I struggle so bad with intrusive thoughts. They can be so bad that I'll cry because I KNOW that's not how I feel or want to do. (Too embarrassed to say what they're about) I'll constantly try to figure out why I have them, and constantly figure out what they mean, causing me to constantly circle around and around. I had to get on anxeity meds, which helped a little but the thoughts still happen. How do you help yourself with this? How do you know that you're just not some physcopath? 😅
Looking back, I realize I’ve had OCD since I was 7. though I wasn’t diagnosed until I was 30. As a kid, I was consumed by fears I couldn’t explain: "What if God isn’t real? What happens when we die? How do I know I’m real?" These existential thoughts terrified me, and while everyone has them from time to time, I felt like they were consuming my life. By 12, I was having daily panic attacks about death and war, feeling untethered from reality as depersonalization and derealization set in. At 15, I turned to drinking, spending the next 15 years drunk, trying to escape my mind.
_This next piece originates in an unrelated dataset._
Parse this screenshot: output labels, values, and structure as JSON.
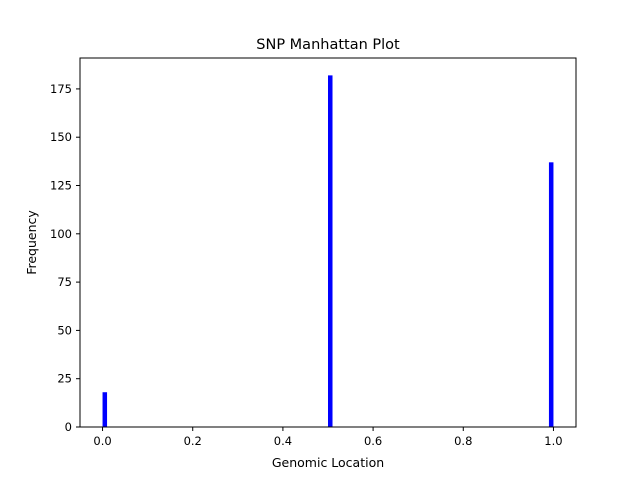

I hated myself, struggled with my body, and my intrusive thoughts. Sobriety forced me to face it all head-on. In May 2022, I finally learned I had OCD. I remember the exact date: May 10th. Reading about it, I thought, "Oh my God, this is it. This explains everything." My main themes were existential OCD and self-harm intrusive thoughts. The self-harm fears were the hardest: "What if I kill myself? What if I lose control?" These thoughts terrified me because I didn’t want to die. ERP changed everything. At first, I thought, "You want me to confront my worst fears? Are you kidding me?" But ERP is gradual and done at your pace. My therapist taught me to lean into uncertainty instead of fighting it. She’d say, "Maybe you’ll kill yourself—who knows?" At first, it felt scary, but for OCD, it was freeing. Slowly, I realized my thoughts were just thoughts. ERP gave me my life back. I’m working again, I’m sober, and for the first time, I can imagine a future. If you’re scared to try ERP, I get it. But if you’re already living in fear, why not try a set of tools that can give you hope?